Figure 5. Cellular data of the ERK5 inhibitor B46 and ACK1 inhibitor B19

(A) HeLa cells were serum starved overnight followed by treatment with different concentrations of B46 for 1 hr. Cells were then stimulated with EGF for 17 min and BMK1 activation was detected by mobility retardation. (B) ACK1 or TNK1 cDNA in pcDNA3 vector was transfected into HEK293 cells for 36 hrs. DMSO (control), B19 or B20 (N-Me amide version) at indicated concentration was added into the culture medium for 12 hrs. The cells were lysed and the cell lysates were subjected to SDS-PAGE. Tyrosine phosphorylated ACK was detected with immunoblotting with anti-phosphotyrosine antibody (4G10). (C) A549 cells were seeded in a 6-well culture plate at a density of 2000/well. EGF (50 ng/ml), AG1478 (1 μM), B19 (10 μM), or DMSO (control) was added into culture medium and refreshed every three days. The cells were cultured for 7 days and the number of cells was counted with Bright-Line Hemacytomer (Hausser Scientific) under microscope.

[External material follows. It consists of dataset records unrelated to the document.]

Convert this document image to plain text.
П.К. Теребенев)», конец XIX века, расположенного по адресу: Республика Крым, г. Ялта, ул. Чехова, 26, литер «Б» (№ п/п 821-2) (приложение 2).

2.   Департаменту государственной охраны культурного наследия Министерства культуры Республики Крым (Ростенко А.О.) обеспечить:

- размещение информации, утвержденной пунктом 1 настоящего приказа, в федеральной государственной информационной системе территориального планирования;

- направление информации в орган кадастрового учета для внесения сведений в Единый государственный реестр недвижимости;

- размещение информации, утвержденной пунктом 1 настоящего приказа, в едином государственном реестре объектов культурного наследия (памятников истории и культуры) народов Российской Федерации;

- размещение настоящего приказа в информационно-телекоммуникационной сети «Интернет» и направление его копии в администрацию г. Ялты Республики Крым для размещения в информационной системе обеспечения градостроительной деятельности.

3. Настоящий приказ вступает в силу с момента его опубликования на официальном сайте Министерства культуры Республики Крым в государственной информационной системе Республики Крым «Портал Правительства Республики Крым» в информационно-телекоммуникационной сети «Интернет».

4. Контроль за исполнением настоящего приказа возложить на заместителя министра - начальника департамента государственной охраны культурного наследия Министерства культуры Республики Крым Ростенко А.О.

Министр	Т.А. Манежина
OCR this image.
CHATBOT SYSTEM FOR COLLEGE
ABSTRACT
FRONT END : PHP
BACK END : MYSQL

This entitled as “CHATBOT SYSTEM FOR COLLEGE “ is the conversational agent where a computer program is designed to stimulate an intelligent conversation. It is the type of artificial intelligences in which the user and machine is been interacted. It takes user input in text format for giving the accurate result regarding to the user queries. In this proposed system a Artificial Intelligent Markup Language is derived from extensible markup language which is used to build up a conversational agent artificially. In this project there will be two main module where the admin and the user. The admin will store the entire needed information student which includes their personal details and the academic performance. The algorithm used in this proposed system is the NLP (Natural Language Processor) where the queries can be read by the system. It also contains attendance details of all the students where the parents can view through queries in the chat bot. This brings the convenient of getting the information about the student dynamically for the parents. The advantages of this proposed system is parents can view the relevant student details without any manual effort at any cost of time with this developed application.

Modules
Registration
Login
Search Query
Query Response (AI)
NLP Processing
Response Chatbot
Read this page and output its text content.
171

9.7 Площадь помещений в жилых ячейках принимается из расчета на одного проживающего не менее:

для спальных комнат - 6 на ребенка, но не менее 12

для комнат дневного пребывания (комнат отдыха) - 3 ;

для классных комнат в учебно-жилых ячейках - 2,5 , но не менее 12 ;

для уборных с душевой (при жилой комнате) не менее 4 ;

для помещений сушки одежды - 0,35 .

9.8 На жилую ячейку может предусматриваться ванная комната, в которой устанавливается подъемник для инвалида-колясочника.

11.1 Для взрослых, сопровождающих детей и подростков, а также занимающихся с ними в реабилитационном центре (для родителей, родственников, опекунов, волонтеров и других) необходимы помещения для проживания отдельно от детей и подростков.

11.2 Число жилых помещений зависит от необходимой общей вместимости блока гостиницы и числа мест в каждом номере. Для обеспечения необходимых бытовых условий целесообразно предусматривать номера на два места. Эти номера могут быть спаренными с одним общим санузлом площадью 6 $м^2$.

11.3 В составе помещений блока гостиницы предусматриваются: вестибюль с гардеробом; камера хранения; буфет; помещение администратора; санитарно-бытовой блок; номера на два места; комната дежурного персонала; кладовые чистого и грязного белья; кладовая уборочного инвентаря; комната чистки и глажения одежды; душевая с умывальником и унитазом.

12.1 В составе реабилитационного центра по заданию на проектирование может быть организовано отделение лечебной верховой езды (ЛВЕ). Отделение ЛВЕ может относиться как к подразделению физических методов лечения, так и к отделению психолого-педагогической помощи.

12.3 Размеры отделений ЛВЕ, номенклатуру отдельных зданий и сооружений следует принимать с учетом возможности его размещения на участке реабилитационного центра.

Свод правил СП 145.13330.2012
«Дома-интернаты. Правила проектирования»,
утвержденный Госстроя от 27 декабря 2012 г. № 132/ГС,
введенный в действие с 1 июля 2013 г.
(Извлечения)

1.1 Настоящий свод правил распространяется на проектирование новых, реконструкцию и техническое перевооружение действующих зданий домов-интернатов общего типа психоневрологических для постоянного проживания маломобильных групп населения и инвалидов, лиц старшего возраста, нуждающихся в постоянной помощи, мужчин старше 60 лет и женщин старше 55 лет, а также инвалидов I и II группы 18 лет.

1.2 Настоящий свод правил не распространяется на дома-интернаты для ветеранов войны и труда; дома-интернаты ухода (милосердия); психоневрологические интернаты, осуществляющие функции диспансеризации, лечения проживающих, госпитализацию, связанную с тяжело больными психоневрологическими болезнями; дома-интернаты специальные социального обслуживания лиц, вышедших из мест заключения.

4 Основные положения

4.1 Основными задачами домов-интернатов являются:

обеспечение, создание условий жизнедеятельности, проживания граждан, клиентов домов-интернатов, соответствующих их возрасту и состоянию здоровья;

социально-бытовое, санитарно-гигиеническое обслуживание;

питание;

Figure 6. Cellular data of the dual MPS1/Polo-like kinases inhibitor B13 and pan-Aurora kinase inhibitor B54

(A) Schematic of the treatment regimen used to assess the effect of B13 treatment on spindle checkpoint-induced mitotic arrest in U2OS cells. (B) Immunoblot of cyclin B from U2OS cells treated with B13. U2OS cells were arrested in mitosis by combination treatment of thymidine and nocodazole prior to treatment with nocodazole or co-administration with B13 ± MG132 for 2 hrs. (C) Immunoblot of mitotic markers from U2OS cells treated with B54. U2OS cells were arrested in mitosis by combination treatment of thymidine and taxol prior to treatment with taxol or co-administration with B54 (or VX-680) ± MG132 for 2 hrs.